Kieren sheathed his sword and pulled me off my knees. “Arms around my neck, Moira darling.”

I wrapped my arms around him, locking one hand on the wrist of the other arm. He lifted my legs, holding me in a tight embrace, took three long strides, and leaped off the building. My stomach dropped out from underneath me. He banked hard right away from Cloven, winging high up into billowy clouds.

“Where are we going?” I asked, teeth chattering. From fear or cold, I wasn’t sure. Probably both.

“A special place. Hang on tight. My brother would never forgive me if I let anything happen to his mate.”

Chapter Twenty-Three

Did he say mate? Just like Gaius had. But I wasn’t.

Teeth chattering, we flew into a spray of misty sleet.

“Cover your face,” he commanded, sounding so much like Kol. “I’m going to speed up. This’ll sting.”
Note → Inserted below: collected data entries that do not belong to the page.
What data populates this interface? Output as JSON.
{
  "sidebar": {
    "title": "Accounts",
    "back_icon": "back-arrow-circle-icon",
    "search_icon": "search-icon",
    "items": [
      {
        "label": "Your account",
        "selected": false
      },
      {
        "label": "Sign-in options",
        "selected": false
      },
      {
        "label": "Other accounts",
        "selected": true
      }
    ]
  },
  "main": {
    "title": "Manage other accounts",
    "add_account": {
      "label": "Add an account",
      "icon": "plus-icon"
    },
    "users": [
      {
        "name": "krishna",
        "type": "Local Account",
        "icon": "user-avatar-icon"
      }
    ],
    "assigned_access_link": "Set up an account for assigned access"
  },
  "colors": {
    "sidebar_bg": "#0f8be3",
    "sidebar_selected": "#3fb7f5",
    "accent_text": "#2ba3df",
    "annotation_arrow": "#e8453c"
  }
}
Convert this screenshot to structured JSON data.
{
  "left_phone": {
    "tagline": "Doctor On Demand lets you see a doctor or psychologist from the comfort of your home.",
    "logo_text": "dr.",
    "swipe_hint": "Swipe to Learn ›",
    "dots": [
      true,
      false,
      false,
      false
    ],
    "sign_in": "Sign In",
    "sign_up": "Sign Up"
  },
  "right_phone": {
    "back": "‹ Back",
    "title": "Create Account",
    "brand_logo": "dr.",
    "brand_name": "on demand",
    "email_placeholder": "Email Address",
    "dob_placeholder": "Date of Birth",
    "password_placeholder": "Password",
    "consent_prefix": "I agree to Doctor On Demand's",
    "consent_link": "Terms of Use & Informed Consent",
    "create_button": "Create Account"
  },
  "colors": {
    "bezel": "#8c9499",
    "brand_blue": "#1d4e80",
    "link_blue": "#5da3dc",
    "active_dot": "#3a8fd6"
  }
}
I turned my face into his neck, the flap of my collar forming a tent across my cheek. We rocketed forward, flying at a speed that would have me dizzy and nauseous if I were looking.

“Morgons have skin of leather, t-t-too?” I stuttered.

He chuckled, the sound dying on the biting wind. “Our bodies relegate temperature much differently than humans.”

“I n-noticed.”

He wore nothing but a long-sleeved black shirt as a second skin and wasn’t fazed at all by the freezing cold. I, on the other hand, was suffering rather badly, even wrapped in an insulated trench coat.

“How f-far is Blind Bird Falls?” was all I could mutter between my teeth.

“Not far. It’s not a place, actually. Blind Bird Falls is a childhood game Kol and I used to play with Valla at our summer home. That was Valla’s clever way of telling me where to go.”

He dipped out of the clouds.

“Sorry about the cold. I’ll have you warm soon enough.”